Todas as razões pelas quais os atletas italianos estão a tornar-se virais online Para a série 'Os italianos são sempre reconhecíveis”
Todos os anos é a mesma história. Primeiro, os Jogos Olímpicos de Tóquio, com Marcell Jacobs e Gianmarco Tamberi a abraçarem-se depois de ganharem duas medalhas de ouro na mesma pista a poucos minutos um do outro, depois os campeonatos europeus de futebol, com os jogadores a tornarem-se memes vivos dentro e fora do campo - se perdeste a visita pós-vitória da seleção nacional, de ressaca, ao Presidente Mattarella, vais ter um prazer. A Itália no desporto dá-se sempre a conhecer, e não só porque ganha. Mesmo nos Jogos Olímpicos de Paris 2024, entre medalhas, os nossos atletas estão a tornar-se virais por várias razões que os tornam únicos.

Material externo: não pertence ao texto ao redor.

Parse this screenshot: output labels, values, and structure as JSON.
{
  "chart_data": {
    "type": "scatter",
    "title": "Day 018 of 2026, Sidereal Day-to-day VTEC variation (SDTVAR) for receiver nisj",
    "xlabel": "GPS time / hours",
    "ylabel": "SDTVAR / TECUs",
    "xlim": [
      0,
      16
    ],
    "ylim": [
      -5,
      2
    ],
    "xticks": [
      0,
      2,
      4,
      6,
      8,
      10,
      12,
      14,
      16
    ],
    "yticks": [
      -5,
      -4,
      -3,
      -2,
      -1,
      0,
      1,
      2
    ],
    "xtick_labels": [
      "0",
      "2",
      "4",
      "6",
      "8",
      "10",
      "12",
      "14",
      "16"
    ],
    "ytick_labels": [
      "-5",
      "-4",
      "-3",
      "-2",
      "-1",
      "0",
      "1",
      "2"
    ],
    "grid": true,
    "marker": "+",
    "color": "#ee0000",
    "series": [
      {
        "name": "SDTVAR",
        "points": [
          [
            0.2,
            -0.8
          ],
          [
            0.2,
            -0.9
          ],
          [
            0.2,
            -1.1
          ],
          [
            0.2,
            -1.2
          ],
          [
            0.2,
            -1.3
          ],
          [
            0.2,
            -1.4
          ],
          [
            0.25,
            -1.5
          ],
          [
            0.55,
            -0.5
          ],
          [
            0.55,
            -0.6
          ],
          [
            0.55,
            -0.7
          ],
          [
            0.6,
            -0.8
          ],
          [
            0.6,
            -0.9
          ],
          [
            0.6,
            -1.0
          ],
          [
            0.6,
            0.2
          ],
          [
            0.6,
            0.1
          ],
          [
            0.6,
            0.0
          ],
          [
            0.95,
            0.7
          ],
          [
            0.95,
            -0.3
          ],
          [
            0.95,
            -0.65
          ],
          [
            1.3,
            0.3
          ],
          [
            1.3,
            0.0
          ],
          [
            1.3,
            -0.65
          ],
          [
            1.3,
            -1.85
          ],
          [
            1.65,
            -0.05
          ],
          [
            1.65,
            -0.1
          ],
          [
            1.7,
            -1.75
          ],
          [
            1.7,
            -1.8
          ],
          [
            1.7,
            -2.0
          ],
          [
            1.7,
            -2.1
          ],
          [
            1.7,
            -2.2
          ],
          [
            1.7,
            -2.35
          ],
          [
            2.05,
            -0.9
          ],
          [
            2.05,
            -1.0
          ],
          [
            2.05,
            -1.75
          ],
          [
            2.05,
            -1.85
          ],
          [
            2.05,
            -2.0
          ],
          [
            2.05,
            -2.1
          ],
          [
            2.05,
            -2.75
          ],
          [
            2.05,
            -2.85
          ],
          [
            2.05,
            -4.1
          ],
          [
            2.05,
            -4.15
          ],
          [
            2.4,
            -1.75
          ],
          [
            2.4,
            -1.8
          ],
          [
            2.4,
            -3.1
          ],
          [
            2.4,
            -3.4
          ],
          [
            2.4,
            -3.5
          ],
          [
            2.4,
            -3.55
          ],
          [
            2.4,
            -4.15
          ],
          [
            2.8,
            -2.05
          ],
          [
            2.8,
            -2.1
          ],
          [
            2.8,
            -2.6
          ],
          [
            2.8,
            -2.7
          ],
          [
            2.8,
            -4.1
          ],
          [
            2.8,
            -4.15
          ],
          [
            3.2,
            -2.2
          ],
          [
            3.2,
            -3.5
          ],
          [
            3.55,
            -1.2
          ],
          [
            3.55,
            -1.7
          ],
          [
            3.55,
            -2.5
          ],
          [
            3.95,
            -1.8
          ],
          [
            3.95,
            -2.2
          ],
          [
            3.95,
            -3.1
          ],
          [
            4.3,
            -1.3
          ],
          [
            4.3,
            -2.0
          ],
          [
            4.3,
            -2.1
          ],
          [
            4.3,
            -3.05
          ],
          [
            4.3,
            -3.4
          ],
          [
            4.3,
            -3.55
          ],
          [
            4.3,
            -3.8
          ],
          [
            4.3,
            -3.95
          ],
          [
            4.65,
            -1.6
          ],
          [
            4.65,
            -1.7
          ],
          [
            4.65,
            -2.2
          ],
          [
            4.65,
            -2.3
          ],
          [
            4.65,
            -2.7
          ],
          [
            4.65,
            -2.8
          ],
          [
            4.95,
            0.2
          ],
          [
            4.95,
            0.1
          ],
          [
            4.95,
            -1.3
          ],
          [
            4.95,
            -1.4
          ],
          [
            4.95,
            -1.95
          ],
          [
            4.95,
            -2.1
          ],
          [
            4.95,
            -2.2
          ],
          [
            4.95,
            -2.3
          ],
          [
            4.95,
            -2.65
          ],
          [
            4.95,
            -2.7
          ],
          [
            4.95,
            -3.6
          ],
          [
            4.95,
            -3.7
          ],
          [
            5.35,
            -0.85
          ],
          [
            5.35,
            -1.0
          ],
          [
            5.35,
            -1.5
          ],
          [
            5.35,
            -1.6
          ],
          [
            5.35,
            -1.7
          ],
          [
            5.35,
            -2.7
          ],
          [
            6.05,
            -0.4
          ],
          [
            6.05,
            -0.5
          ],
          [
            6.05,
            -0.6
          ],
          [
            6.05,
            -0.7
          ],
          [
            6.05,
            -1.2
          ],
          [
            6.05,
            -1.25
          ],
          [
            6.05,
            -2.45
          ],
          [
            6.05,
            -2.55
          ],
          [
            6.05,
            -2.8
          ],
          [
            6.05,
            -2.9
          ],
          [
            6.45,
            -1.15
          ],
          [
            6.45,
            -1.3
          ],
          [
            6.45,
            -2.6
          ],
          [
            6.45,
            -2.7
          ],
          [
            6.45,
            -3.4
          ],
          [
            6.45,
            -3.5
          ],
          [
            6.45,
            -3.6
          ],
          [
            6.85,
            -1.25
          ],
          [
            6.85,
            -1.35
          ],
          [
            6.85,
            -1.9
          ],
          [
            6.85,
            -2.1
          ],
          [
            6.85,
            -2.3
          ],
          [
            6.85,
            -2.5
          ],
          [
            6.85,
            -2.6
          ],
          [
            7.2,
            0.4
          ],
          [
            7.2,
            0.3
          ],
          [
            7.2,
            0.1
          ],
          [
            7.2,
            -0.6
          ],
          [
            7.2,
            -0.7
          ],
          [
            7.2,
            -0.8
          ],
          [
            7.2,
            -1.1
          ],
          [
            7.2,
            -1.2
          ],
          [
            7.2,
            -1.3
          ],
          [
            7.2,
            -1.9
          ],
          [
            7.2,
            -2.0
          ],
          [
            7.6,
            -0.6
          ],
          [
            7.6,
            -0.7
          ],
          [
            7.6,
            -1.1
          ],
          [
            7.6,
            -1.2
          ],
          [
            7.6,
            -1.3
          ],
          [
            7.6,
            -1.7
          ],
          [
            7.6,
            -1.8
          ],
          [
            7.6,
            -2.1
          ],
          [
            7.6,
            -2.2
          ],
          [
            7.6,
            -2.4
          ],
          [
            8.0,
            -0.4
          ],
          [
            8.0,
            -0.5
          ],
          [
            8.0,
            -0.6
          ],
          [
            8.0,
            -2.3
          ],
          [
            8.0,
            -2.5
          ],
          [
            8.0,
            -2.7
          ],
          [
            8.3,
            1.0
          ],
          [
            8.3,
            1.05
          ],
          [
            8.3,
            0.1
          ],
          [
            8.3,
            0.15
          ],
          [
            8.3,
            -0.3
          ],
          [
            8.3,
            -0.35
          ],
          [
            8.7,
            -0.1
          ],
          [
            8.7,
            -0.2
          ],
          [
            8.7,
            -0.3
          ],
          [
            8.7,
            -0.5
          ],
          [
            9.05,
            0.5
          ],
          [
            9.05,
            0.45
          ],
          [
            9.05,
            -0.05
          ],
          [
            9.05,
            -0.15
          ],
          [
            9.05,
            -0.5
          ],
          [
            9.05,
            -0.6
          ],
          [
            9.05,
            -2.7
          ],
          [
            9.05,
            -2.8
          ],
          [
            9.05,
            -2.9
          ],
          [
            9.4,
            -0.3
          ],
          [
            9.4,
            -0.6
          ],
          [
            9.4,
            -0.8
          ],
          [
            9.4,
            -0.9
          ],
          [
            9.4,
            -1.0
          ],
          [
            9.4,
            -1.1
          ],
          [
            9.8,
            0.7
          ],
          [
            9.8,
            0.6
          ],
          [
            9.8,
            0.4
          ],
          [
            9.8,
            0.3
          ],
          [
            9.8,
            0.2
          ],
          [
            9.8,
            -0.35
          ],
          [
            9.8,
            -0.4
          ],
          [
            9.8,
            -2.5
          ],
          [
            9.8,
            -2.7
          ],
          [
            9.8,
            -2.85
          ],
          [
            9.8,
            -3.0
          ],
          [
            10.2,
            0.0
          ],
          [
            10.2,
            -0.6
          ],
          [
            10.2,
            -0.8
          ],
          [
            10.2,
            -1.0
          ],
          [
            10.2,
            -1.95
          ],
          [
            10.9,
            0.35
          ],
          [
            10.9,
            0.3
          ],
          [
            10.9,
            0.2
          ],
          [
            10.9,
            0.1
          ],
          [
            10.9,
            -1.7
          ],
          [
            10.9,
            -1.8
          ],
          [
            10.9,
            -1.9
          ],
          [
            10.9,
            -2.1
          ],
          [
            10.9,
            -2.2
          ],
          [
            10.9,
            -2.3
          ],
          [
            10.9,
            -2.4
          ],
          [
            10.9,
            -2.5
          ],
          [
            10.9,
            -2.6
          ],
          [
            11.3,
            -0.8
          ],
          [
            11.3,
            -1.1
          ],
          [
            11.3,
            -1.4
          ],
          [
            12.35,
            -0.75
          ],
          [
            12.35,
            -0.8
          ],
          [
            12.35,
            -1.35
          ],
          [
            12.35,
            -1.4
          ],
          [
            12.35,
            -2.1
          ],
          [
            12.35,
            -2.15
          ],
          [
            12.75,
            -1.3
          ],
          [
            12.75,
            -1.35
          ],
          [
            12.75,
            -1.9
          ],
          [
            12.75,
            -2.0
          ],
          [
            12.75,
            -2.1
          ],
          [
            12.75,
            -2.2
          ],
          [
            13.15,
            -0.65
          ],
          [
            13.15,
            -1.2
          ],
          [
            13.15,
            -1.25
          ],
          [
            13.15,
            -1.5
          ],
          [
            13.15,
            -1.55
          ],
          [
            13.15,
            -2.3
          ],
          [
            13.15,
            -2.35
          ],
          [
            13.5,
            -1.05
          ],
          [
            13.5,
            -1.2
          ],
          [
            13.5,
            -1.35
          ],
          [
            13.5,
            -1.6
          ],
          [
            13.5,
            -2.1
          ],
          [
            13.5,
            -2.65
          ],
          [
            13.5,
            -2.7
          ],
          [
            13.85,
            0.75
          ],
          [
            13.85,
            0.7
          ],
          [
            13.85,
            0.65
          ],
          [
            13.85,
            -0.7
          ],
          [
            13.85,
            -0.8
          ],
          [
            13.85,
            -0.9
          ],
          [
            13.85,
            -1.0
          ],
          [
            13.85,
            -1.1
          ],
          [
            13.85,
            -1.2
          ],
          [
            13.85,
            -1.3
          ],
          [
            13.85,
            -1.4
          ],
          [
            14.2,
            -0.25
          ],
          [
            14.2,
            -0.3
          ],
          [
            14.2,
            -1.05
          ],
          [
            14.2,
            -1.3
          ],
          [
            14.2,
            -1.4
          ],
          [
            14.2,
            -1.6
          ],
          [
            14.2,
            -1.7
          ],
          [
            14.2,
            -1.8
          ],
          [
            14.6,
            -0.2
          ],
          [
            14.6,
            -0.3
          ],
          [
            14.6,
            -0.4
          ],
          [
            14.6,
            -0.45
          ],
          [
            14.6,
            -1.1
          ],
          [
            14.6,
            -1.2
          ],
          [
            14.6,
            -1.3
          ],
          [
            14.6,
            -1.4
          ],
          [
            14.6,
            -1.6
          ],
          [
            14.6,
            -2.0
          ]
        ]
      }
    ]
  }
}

Nos últimos dias, enquanto os nadadores Thomas Ceccon e Nicolò Martinenghi traziam para casa dois ouros nos 100 metros costas e 100 metros peito, o público social estava ocupado repostando e comentando sobre a sua aparência física. “Observando as Olimpíadas para “o enredo “” (Vendo as Olimpíadas para “o enredo”), escreveram dezenas de utilizadores, partilhando montagens dos olímpicos não durante os banhos que lhes trouxeram a vitória, mas durante entrevistas, cerimónias de premiação, e entrada na piscina. Adicione a tendência da aura TikTok, e a equipa de natação italiana voltou a conquistar os corações do público olímpico de todas as nacionalidades.
@forsedanzicaa Sisi per il bene dell’azienda #olimpiadiparigi2024 #nuoto #ceccon #oroolimpico #jobinterview #perte suono originale - forsedanzica
Enquanto em Itália algumas das atletas femininas mais fortes do país se tornaram virais pelas razões erradas, com os comentários desagradáveis que a ex-esgrimista Elisa Di Francisca dirigiu a Benedetta Pilato, de 19 anos, que ficou feliz por terminar em quarto lugar na final dos 100 metros, e a polémica manchete da Repubblica “a amiga de Diletta Leotta, a francesa, a psicóloga e a mãe” anunciando o ouro da equipa de esgrima feminina, o resto do mundo era divertir-se. Com o título “Of Course This Italian Gymnast Has a Parmesan Sponsorship”, a revista americana The Cut explora as razões que levaram o público dos Jogos Olímpicos digitais a apaixonar-se pela ginasta Giorgia Villa e pela sua (agora antiga, as últimas fotos remontam a 2022) parceria com Parmigiano Reggiano. A colaboração em si é um pico para estrangeiros amantes de queijo, mas são as imagens da campanha que fizeram do atleta um destaque na história dos conteúdos virais. Divissões em rodas de parmesão, um abraço à volta de uma roda quase tão grande como ela: as fotos do patrocínio são um exemplo a seguir para todas as marcas italianas que procuram deixar uma marca no estrangeiro.
I need the people to know that olympic silver medalist giorgia villa is sponsored by parmesan cheese and regularly posts pics of herself with giant wheels of cheese pic.twitter.com/7gVyuGMoy5
— furiosarah (@slothanova) July 31, 2024
Para ser honesto, sabíamos bem que a Itália voltaria a ganhar muitas medalhas em curtidas e compartilhamentos este ano. Logo após a cerimónia de abertura, Gianmarco Tamberi partilhou um post no Instagram a pedir desculpa à mulher por ter perdido a sua aliança de casamento no Sena enquanto carregava a bandeira tricolor alta, com uma descrição altamente emocional destinada a viralizar: “Sinto muito o meu amor, sinto muito. Acho que pode haver um enorme lado poético por trás do desfecho de ontem e se quiserem, também vamos jogar o seu nesse rio para que eles estejam sempre juntos e teremos mais uma desculpa, como sempre me pediu, para renovar os nossos votos e casar de novo. [...] Que seja um bom presságio voltar para casa com um ouro ainda maior!!!”. A sua entrada na pista nos Jogos Olímpicos está marcada para 7 de agosto, para a final do salto em altura, enquanto o seu colega velocista Marcell Jacobs vai competir nas eliminatórias no sábado, 3 de agosto. Quem sabe se veremos algumas coisas boas desta vez também.